Travellers' Checks | When General Tom Thumb wowed Hong Kong crowds with his little-person performance
- Plus, HK Express to launch a direct route to Japan’s Miyako Islands in July, and Lonely Planet’s somewhat uninspiring anthology of travel writing
Among the passengers listed by The Hong Kong Daily Press as arriving here from Shanghai on December 20, 1869, were “General Tom Thumb and wife, Miss Minnie Warren [and] Commodore Nutt”. The next day, a notice appeared on the front page of the same paper, announcing that for five days only, “Four of the Smallest Human Beings in the World. Perfect Ladies and Gentlemen in Miniature” would be performing their stage act at the newly opened City Hall.
This was an early stop on what was probably the first ever round-the-world tour by an international celebrity – namely General Tom Thumb, aka Charles Stratton, aged 31 and at the height of his fame.
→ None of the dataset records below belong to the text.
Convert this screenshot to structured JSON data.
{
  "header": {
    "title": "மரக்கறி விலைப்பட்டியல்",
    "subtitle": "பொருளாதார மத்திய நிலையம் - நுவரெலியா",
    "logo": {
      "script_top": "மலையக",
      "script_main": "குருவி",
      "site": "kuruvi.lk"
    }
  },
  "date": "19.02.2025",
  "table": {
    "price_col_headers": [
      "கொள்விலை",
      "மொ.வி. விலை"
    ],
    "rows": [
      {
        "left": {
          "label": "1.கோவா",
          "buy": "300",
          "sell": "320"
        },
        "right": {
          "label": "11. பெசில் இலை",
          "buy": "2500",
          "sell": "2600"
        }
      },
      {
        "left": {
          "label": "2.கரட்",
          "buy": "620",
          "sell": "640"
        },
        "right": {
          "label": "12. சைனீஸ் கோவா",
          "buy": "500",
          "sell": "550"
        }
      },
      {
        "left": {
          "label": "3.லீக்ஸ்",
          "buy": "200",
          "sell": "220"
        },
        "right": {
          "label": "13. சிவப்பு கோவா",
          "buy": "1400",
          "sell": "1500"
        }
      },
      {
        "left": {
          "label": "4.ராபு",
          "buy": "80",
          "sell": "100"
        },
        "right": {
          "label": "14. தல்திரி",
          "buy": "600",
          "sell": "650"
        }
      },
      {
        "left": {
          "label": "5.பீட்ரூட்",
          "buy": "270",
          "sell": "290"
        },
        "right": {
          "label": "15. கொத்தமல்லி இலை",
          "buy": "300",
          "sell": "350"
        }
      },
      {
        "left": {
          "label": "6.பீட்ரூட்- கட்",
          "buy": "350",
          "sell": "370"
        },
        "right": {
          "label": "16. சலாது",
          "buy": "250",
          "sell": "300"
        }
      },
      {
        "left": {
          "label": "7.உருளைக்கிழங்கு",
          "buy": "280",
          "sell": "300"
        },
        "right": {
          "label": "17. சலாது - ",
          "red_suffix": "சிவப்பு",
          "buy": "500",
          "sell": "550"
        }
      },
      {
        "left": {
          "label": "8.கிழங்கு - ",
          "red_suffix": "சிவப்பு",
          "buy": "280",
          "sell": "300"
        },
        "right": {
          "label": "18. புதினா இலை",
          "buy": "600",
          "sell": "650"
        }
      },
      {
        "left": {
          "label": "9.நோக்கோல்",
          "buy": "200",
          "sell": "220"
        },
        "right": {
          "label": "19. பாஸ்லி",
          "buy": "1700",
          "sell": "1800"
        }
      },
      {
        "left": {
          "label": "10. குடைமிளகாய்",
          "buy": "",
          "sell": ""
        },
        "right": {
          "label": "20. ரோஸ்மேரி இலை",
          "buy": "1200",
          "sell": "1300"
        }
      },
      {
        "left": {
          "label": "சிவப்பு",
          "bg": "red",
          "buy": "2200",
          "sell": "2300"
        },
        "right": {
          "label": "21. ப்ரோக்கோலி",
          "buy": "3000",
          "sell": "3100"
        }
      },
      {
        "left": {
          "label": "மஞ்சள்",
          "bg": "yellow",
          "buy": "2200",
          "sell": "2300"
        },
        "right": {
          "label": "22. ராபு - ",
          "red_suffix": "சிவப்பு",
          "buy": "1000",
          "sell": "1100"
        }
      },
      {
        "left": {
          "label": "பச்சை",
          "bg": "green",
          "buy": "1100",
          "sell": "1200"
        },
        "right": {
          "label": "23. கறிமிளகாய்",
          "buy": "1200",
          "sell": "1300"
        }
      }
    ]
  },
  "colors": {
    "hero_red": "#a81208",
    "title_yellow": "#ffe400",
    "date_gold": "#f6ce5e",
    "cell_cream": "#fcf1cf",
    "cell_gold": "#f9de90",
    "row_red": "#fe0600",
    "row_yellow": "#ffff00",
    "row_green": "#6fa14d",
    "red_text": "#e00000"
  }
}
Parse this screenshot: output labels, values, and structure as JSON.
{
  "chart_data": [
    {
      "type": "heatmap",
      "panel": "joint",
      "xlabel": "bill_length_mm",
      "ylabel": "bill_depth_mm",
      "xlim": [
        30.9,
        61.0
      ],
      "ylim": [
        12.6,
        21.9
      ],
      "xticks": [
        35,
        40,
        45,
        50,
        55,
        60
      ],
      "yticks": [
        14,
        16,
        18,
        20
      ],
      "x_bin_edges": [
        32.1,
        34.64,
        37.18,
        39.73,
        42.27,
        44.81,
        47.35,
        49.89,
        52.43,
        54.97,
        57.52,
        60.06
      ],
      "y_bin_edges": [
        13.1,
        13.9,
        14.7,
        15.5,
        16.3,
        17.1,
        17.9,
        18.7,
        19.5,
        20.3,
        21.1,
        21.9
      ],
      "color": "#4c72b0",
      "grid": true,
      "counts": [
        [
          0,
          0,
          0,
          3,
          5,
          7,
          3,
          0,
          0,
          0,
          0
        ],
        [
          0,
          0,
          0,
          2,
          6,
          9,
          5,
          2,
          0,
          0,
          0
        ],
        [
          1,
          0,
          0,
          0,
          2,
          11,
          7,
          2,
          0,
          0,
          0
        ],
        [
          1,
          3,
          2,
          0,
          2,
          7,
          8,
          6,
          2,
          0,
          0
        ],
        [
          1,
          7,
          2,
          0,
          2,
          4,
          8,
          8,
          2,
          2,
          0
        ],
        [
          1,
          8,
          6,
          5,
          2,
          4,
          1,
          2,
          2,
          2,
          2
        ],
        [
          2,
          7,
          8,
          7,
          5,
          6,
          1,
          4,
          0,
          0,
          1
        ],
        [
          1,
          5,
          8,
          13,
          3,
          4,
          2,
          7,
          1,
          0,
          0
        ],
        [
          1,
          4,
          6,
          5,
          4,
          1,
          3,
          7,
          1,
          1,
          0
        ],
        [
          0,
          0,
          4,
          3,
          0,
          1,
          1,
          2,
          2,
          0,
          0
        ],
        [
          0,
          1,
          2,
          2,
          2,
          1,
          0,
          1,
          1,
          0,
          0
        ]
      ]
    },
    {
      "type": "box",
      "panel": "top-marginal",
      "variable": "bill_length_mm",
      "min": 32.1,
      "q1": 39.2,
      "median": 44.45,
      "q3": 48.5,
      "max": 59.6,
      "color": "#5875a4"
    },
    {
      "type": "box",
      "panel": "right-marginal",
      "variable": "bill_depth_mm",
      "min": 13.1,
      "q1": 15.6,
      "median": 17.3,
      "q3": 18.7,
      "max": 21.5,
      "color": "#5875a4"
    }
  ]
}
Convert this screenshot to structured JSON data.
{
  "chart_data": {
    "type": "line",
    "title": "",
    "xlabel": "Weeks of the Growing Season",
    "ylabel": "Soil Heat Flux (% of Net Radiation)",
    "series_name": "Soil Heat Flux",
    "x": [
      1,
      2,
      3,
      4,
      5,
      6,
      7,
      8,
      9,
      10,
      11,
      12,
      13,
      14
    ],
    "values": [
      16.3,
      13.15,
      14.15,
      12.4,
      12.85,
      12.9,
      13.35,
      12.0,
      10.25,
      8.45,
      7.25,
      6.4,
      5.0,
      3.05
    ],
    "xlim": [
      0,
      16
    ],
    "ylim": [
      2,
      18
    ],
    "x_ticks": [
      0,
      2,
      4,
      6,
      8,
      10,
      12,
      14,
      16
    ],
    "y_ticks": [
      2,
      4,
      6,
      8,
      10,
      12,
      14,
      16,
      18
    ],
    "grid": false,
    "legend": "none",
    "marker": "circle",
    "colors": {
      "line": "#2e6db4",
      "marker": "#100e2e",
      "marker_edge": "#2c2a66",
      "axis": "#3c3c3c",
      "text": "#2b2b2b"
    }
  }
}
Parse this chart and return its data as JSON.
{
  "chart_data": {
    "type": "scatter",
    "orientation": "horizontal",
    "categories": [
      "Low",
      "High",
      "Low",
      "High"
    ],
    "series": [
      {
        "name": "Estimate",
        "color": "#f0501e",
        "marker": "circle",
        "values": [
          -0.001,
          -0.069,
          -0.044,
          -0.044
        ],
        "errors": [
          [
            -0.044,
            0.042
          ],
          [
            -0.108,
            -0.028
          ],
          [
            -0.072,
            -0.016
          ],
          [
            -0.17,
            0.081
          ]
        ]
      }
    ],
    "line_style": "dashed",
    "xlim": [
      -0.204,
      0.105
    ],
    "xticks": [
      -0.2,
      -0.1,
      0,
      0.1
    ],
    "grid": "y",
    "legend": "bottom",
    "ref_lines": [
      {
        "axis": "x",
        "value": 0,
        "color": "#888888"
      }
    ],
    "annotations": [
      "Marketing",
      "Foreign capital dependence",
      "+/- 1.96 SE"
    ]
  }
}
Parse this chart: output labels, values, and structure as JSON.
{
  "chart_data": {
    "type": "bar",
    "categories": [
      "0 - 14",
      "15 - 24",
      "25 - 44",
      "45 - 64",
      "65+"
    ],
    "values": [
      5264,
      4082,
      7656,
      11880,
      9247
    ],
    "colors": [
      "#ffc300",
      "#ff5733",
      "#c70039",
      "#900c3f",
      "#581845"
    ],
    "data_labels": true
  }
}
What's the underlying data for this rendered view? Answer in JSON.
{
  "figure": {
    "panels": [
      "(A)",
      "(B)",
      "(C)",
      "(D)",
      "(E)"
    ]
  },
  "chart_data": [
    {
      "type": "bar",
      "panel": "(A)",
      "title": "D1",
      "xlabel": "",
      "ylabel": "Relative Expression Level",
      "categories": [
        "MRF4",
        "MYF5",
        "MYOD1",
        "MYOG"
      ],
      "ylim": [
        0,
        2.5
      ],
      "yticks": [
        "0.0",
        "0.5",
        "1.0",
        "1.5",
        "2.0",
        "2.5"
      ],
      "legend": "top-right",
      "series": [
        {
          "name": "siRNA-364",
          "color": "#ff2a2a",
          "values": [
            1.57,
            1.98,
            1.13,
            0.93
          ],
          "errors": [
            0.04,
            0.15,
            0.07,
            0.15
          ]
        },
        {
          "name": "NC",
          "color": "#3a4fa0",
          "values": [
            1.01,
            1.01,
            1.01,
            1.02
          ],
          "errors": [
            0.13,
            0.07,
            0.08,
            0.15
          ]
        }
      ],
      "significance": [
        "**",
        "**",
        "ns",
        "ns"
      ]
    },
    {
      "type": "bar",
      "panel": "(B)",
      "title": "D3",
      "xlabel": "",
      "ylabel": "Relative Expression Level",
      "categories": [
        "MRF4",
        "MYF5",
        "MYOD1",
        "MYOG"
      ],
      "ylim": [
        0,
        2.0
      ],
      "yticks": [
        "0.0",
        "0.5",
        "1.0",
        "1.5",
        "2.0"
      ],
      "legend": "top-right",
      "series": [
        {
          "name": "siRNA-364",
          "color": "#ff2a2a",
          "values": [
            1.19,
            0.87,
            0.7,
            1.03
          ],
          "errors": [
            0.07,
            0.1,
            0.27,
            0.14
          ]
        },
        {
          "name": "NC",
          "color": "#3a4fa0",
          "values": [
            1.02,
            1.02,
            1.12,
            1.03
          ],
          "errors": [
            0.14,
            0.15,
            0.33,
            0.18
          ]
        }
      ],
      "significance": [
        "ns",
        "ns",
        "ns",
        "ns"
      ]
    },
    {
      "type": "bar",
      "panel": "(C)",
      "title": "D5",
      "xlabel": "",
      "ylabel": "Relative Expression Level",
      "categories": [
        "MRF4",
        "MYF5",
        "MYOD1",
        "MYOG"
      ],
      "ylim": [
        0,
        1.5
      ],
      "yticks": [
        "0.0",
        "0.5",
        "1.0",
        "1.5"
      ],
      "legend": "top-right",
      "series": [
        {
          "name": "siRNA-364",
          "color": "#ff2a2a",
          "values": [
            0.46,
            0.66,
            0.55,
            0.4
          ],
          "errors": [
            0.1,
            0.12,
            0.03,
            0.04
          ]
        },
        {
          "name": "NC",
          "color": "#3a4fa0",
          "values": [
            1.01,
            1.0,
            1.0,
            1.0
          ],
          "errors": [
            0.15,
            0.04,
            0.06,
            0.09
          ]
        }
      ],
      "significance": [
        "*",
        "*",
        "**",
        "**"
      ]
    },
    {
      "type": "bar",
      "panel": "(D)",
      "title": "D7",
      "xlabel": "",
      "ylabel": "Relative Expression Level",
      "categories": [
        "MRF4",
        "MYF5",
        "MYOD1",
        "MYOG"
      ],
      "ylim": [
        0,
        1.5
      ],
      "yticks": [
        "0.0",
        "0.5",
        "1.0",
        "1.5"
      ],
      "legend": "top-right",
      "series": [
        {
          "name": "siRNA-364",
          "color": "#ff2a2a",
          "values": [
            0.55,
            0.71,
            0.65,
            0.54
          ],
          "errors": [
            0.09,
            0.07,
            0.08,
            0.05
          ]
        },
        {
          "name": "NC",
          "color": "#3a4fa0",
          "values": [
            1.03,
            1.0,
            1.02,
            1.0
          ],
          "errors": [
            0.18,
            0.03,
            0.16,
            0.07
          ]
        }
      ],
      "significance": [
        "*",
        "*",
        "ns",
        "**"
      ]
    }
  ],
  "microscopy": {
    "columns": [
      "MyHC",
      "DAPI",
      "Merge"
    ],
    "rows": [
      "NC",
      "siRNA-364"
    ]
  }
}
Perhaps unaware that Stratton had twice been invited to visit Queen Victoria at Buckingham Palace, The China Mail reported the group’s invitation to Government House with thinly veiled sarcasm. “We are not aware that there is anything in the world of Hongkong that is at present more deserving of notice,” ran the paper’s opening editorial on December 22. “It is the most remarkable event since the Prince [Alfred, Duke of Edinburgh] has departed, and His Excellency [Sir Richard Graves MacDonnell] has no doubt been delighted at finding himself equally ‘at home’ with a Prince as with a quartette of Dwarfs.”
The Daily Press described the show as “one of the most pleasing that has ever come before the public in Hongkong,” and after several sell-out performances, and a weekend break in Macau, the group sailed away to similar acclaim in Singapore and Penang.